At the end of that episode, Lauren was in. She wasn’t freaked about the gay, she was just freaked because her life has a history of destructive relationships.
The Ship Sinks
Alas, it’s a soapy drama, and right now Lauren fucking torpedoed her relationship by paying off New Amsterdam in order to get Leyla a residency slot. And by paying off I mean a donation that’s probably more than many of us will see in a lifetime. Leyla was not okay with that when she found out. The relationship dynamic was shattered. Had Lauren been cosseting Leyla all the time? Was she a sugar daddy?
Whatever it was, Leyla wanted her freedom and walked.
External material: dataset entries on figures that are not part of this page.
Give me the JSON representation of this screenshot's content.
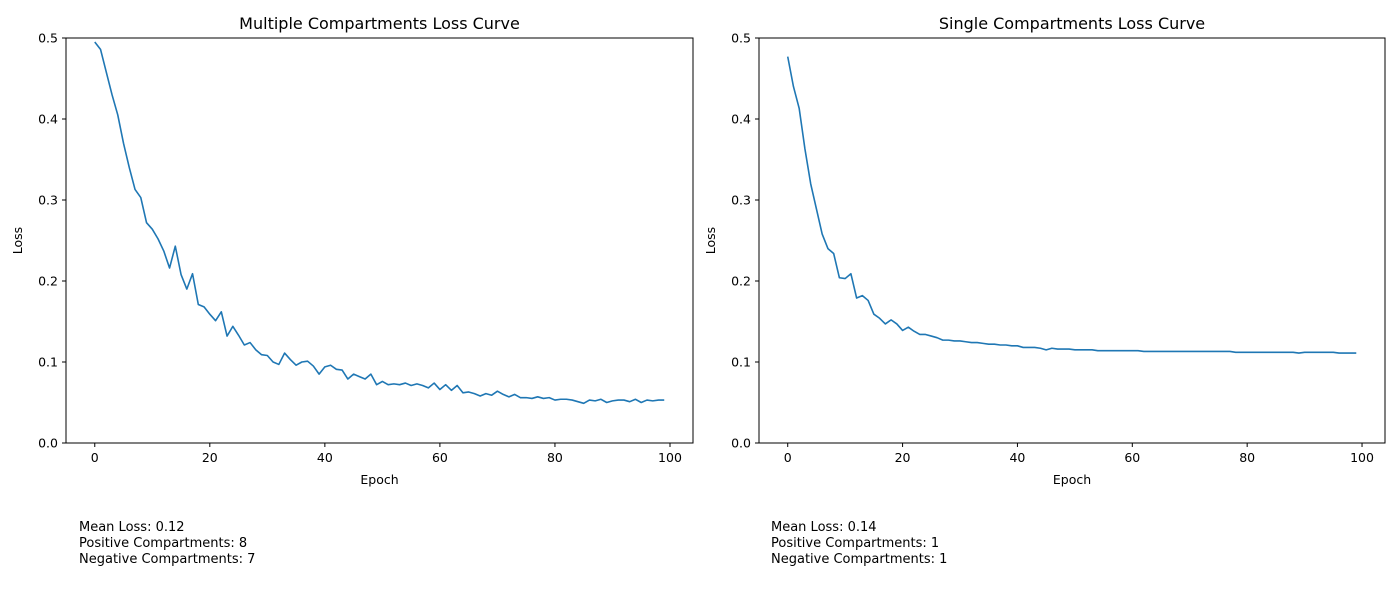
{
  "chart_data": [
    {
      "type": "line",
      "title": "Multiple Compartments Loss Curve",
      "xlabel": "Epoch",
      "ylabel": "Loss",
      "xlim": [
        -5,
        104
      ],
      "ylim": [
        0,
        0.5
      ],
      "xticks": [
        0,
        20,
        40,
        60,
        80,
        100
      ],
      "yticks": [
        0.0,
        0.1,
        0.2,
        0.3,
        0.4,
        0.5
      ],
      "grid": false,
      "line_color": "#1f77b4",
      "x_start": 0,
      "x_step": 1,
      "values": [
        0.495,
        0.486,
        0.458,
        0.43,
        0.405,
        0.37,
        0.34,
        0.313,
        0.303,
        0.272,
        0.264,
        0.252,
        0.237,
        0.216,
        0.243,
        0.208,
        0.19,
        0.209,
        0.171,
        0.168,
        0.159,
        0.151,
        0.162,
        0.132,
        0.144,
        0.133,
        0.121,
        0.124,
        0.115,
        0.109,
        0.108,
        0.1,
        0.097,
        0.111,
        0.103,
        0.096,
        0.1,
        0.101,
        0.095,
        0.085,
        0.094,
        0.096,
        0.091,
        0.09,
        0.079,
        0.085,
        0.082,
        0.079,
        0.085,
        0.072,
        0.076,
        0.072,
        0.073,
        0.072,
        0.074,
        0.071,
        0.073,
        0.071,
        0.068,
        0.074,
        0.066,
        0.072,
        0.065,
        0.071,
        0.062,
        0.063,
        0.061,
        0.058,
        0.061,
        0.059,
        0.064,
        0.06,
        0.057,
        0.06,
        0.056,
        0.056,
        0.055,
        0.057,
        0.055,
        0.056,
        0.053,
        0.054,
        0.054,
        0.053,
        0.051,
        0.049,
        0.053,
        0.052,
        0.054,
        0.05,
        0.052,
        0.053,
        0.053,
        0.051,
        0.054,
        0.05,
        0.053,
        0.052,
        0.053,
        0.053
      ]
    },
    {
      "type": "line",
      "title": "Single Compartments Loss Curve",
      "xlabel": "Epoch",
      "ylabel": "Loss",
      "xlim": [
        -5,
        104
      ],
      "ylim": [
        0,
        0.5
      ],
      "xticks": [
        0,
        20,
        40,
        60,
        80,
        100
      ],
      "yticks": [
        0.0,
        0.1,
        0.2,
        0.3,
        0.4,
        0.5
      ],
      "grid": false,
      "line_color": "#1f77b4",
      "x_start": 0,
      "x_step": 1,
      "values": [
        0.477,
        0.44,
        0.413,
        0.363,
        0.32,
        0.289,
        0.258,
        0.24,
        0.234,
        0.204,
        0.203,
        0.209,
        0.179,
        0.182,
        0.176,
        0.159,
        0.154,
        0.147,
        0.152,
        0.147,
        0.139,
        0.143,
        0.138,
        0.134,
        0.134,
        0.132,
        0.13,
        0.127,
        0.127,
        0.126,
        0.126,
        0.125,
        0.124,
        0.124,
        0.123,
        0.122,
        0.122,
        0.121,
        0.121,
        0.12,
        0.12,
        0.118,
        0.118,
        0.118,
        0.117,
        0.115,
        0.117,
        0.116,
        0.116,
        0.116,
        0.115,
        0.115,
        0.115,
        0.115,
        0.114,
        0.114,
        0.114,
        0.114,
        0.114,
        0.114,
        0.114,
        0.114,
        0.113,
        0.113,
        0.113,
        0.113,
        0.113,
        0.113,
        0.113,
        0.113,
        0.113,
        0.113,
        0.113,
        0.113,
        0.113,
        0.113,
        0.113,
        0.113,
        0.112,
        0.112,
        0.112,
        0.112,
        0.112,
        0.112,
        0.112,
        0.112,
        0.112,
        0.112,
        0.112,
        0.111,
        0.112,
        0.112,
        0.112,
        0.112,
        0.112,
        0.112,
        0.111,
        0.111,
        0.111,
        0.111
      ]
    }
  ],
  "stats": [
    {
      "mean_loss": "Mean Loss: 0.12",
      "positive": "Positive Compartments: 8",
      "negative": "Negative Compartments: 7"
    },
    {
      "mean_loss": "Mean Loss: 0.14",
      "positive": "Positive Compartments: 1",
      "negative": "Negative Compartments: 1"
    }
  ]
}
She even transferred to another hospital.
Lauren freaked, but as it turned out she just wanted Leyla to be safe and okay and happy, which resulted in Lauren quitting New Amsterdam to let Leyla be there instead.
Now, though, as we pick up the second half of the fourth season, Lauren’s helping Max ‘save’ New Amsterdam (long story, but Max screwed it up by leaving the wrong person as his replacement, and yada yada the hospital is in trouble). This means her story will again twine with Leyla, who is in fact back at the hospital, but will they have a happy reunion?
We don’t know yet!
I’m looking forward to Tuesday nights on NBC, though, to see where it’s going to go.